I have scanned the rest of the results and found that it is painted in similarly broad strokes of “mitochondrially encoded genes keep popping up”. I don’t know what it means.

 

[Jonathan Edwards]

And lower expression might indicate a normal response to something else rather than 'dysregulation' I suspect.

 

[ME/CFS Science Blog]

Think the main conclusion was (or should be) that there's a lack of overlap between what these studies found. Even with a lenient false discovery rate (FDR) of 10%, there were only 2 study that pointed to similar genes.

In this case it was MT-RNR1 and MT-RNR2 which came up in the Raijmakers (N= 10) and Gamer studies (N = 33). These genes were lower in ME/CFS patients but the samples sizes of these studies are probably too low to take this very seriously.



The rest is mainly just speculation by setting the FDR even lower to 30%, and selecting about repurposed drugs that might impact one of the hundreds of genes that might be implicated in DecodeME or the Walitt et al. NIH study but about which we are highly uncertain. The Walitt et al. study had 13 patients for the muscle analysis but this study extracted 246 potentially implicated genes from this.

 

[forestglip]

This study is helpful because they compiled transcriptomics and proteomics results from several studies into one file, Supplementary File S2. It makes it easier to cross-check expression findings in older studies in the future.
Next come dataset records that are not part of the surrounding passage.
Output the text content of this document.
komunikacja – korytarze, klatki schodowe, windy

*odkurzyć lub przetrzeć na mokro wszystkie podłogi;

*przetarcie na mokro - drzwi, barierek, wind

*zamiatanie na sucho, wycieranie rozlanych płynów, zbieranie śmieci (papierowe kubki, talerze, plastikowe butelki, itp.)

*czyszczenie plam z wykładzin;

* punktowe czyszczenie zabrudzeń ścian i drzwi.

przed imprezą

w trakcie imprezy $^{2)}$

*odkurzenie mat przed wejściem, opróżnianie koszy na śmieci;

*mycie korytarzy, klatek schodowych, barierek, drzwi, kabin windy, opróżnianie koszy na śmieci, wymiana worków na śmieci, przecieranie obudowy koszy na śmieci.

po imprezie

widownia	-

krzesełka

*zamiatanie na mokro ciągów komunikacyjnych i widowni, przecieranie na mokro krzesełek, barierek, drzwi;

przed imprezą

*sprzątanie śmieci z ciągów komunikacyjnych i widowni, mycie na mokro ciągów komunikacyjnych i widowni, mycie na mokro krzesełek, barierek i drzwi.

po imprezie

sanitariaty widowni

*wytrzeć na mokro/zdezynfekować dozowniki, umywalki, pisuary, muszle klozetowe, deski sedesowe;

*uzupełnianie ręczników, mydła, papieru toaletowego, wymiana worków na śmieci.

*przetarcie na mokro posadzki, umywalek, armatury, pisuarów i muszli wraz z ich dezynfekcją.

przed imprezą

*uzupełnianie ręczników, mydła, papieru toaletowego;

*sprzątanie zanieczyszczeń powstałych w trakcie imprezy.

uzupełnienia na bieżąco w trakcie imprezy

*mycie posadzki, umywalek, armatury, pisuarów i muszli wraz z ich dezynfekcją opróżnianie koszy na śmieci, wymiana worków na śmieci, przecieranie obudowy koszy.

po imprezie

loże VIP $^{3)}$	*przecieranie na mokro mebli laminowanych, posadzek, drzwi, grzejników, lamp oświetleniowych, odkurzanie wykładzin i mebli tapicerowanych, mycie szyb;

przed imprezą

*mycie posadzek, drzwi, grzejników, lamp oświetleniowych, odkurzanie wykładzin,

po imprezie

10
For example, here are the differentially expressed proteins for Germain 2021:

The seven studies they've reanalyzed to create the dataset are in Table 1:

• Vu et al. 2024
• Van Booven et al. 2023/Gamer et al. 2023
• Walitt et al. 2024 (Transcriptomics)
• Walitt et al. 2024 (Proteomics)
• Raijmakers et al. 2019
• Germain et al. 2021
• Giloteaux et al. 2023

 

[Sean]

And lower expression might indicate a normal response to something else rather than 'dysregulation' I suspect.

It remains my view that the vast majority, perhaps even all, of everything we currently 'know' about ME/CFS is just the downstream secondary and typically contingent consequences of the as yet unidentified primary underlying pathology.

All of what we are seeing so far is just the normal physiology attempting to cope with and adapt to pathological demands on it that are outside its sustainable normal operating parameters.

What is imposing those demands is the unknown.